FIG. 11 is a front view showing a state in which the levitation portion 1 is located at the bottom of the levitation force characteristic curve in the first embodiment.

FIG. 12 is a characteristic diagram similar to FIG. 5, showing the states of FIGS. 9 to 11 at positions on the levitation force characteristic curve.

FIG. 13 is a front view of the third embodiment of the present invention.

FIG. 14 is a front view of another embodiment of the present invention.

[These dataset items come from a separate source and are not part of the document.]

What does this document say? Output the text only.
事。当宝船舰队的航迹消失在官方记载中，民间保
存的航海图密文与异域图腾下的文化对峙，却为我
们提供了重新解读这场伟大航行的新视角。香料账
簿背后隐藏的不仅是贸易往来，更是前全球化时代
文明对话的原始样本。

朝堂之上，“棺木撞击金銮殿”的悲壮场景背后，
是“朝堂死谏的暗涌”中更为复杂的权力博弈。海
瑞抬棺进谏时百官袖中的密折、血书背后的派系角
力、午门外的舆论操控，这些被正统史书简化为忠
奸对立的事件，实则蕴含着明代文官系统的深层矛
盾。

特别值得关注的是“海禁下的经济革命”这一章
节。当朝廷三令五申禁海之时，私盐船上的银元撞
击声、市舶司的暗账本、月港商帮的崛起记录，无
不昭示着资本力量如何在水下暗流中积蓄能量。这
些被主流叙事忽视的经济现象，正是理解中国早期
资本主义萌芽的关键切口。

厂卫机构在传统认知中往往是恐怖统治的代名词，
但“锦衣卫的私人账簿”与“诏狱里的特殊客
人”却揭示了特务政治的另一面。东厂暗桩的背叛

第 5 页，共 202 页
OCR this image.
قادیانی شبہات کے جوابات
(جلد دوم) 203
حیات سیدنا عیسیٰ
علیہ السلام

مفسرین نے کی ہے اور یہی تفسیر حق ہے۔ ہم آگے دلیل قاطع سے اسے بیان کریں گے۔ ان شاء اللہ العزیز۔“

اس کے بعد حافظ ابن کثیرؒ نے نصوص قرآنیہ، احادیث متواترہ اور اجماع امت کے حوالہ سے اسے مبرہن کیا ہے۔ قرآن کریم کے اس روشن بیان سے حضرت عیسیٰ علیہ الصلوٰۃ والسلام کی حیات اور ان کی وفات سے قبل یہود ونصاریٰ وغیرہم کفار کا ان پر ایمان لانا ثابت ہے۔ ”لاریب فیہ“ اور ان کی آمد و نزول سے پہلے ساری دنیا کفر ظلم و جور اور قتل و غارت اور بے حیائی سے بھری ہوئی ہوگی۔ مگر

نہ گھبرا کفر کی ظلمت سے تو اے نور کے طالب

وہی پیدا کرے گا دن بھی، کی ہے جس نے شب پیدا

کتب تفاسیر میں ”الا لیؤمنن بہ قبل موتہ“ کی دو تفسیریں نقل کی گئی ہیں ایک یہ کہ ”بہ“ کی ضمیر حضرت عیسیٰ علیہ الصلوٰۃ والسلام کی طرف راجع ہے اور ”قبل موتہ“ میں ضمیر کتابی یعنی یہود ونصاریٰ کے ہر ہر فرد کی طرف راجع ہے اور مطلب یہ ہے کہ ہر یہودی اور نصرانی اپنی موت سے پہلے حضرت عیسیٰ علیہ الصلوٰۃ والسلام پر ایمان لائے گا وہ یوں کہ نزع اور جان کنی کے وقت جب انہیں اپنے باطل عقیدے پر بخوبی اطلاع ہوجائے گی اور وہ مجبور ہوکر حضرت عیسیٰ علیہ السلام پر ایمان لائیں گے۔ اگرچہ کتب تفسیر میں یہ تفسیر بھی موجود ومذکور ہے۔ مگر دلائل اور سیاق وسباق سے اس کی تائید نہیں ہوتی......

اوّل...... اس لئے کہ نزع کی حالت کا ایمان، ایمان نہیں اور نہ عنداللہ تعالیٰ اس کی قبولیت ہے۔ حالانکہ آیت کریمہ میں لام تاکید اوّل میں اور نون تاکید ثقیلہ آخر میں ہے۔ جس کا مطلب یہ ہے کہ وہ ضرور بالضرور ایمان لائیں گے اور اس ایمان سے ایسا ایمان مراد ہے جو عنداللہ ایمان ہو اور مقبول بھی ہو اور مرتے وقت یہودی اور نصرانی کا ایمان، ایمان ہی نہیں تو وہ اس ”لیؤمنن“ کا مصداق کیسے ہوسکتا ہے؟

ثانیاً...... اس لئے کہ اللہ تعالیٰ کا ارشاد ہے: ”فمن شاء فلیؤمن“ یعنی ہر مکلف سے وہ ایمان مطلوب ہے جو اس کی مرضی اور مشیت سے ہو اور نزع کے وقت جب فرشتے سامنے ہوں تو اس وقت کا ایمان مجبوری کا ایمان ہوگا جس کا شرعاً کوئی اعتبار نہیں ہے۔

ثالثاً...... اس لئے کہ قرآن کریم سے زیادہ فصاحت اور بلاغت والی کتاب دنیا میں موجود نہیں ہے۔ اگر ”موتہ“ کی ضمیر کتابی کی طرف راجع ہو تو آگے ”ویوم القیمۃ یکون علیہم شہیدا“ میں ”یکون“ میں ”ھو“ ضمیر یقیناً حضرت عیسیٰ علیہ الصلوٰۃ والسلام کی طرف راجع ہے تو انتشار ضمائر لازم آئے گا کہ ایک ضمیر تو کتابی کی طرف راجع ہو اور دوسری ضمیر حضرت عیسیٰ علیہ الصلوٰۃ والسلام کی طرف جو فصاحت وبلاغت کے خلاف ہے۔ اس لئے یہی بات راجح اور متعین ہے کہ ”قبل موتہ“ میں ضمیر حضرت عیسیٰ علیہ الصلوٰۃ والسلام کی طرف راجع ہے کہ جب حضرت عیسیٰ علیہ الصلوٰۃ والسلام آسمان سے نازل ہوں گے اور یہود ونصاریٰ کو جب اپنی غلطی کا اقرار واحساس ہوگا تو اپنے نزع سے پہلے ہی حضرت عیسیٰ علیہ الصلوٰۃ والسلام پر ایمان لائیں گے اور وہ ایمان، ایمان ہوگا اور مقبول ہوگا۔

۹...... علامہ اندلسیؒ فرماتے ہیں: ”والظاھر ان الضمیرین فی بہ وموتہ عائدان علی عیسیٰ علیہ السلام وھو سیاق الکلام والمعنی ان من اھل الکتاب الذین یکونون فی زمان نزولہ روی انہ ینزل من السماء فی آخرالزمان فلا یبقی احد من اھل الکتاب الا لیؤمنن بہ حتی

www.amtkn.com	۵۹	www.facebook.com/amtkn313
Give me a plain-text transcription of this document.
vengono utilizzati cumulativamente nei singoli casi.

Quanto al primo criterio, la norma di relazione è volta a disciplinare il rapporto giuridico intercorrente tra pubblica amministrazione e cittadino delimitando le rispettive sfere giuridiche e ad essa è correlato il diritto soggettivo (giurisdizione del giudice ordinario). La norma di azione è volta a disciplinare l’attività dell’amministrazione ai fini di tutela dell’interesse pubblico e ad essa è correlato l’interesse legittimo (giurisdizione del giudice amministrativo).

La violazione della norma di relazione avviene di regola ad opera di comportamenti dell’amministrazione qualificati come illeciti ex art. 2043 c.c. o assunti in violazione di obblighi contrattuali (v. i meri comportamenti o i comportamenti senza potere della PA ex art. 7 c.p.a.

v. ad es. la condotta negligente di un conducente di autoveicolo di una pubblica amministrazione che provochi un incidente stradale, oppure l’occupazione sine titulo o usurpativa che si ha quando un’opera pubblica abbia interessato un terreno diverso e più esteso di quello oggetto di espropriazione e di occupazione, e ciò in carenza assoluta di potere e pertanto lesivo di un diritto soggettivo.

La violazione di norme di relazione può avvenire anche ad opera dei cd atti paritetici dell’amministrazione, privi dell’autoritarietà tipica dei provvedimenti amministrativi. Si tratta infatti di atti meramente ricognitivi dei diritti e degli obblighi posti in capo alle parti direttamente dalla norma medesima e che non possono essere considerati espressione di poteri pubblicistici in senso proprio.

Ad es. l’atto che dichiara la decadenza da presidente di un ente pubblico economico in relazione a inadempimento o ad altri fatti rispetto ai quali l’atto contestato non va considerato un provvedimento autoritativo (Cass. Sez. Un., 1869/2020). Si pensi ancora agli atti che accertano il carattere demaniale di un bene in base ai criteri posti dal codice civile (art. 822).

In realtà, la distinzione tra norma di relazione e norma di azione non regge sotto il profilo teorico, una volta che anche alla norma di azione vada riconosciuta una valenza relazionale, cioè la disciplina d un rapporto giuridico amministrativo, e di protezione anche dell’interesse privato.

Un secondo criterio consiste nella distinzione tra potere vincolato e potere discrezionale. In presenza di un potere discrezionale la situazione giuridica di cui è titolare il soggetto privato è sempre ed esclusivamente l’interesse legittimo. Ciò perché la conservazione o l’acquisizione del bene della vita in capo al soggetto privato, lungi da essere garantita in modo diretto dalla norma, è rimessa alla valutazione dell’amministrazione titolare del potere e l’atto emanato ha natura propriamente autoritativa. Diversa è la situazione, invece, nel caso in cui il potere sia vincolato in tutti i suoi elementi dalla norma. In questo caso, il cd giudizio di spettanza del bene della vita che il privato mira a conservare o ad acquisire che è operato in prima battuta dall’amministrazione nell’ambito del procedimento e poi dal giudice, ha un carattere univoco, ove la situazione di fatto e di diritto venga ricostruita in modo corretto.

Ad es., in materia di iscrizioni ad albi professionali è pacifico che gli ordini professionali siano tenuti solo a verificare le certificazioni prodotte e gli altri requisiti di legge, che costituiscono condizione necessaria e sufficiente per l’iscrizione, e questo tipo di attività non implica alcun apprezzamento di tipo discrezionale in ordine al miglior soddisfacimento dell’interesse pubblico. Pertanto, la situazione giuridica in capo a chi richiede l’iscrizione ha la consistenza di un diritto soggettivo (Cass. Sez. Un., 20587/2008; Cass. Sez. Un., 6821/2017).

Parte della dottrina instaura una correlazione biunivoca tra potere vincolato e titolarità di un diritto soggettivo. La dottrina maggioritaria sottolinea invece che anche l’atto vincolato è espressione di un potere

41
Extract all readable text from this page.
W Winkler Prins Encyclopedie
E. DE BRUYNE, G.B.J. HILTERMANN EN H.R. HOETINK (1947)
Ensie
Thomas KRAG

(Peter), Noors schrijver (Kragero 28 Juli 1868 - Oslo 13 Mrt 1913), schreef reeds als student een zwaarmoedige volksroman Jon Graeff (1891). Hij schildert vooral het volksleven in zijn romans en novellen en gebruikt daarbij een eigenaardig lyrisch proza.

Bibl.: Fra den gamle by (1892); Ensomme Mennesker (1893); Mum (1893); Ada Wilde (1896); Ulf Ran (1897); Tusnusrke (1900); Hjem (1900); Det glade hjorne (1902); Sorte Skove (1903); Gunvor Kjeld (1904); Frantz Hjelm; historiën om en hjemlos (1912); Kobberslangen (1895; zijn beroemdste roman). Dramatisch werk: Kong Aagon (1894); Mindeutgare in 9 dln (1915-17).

FIG. 15 is a front view of still another embodiment of the present invention.

[Explanation of symbols]

t1, t2, t3, t4, t5 ... tangent line at equilibrium point W ... floating weight y, y1, y2, y3 ... vertical displacement x ... lateral displacement 1, 11 ... floating Part 2, 2u, 2d, 13L, 13R ... Fixed part 3u, 3d, 4u, 4d, 12L, 12R, 14L, 1
4R, 15L, 15R ... Permanent magnet

Claims (2)

[Claims] 1. An upper part and a lower part include a floating part having a permanent magnet and a fixed part, wherein the upper permanent magnet is set to have a polarity such that an attractive force acts between the floating part and the fixed part, and the lower part has a lower polarity. The polarity of the permanent magnet is set so that the repulsive force acts between the floating portion and the fixed portion, and the levitation force, which is the sum of the attraction force and the repulsive force, is equal to the gravity acting on the floating portion. A magnetic levitation mechanism characterized in that there are two points and a stopper is provided in the vicinity of the lower side of the upper equilibrium point. 2. A magnetic material is used instead of the permanent magnet for either one of the floating portion and the fixed portion on which the attractive force acts.
The magnetic levitation mechanism described.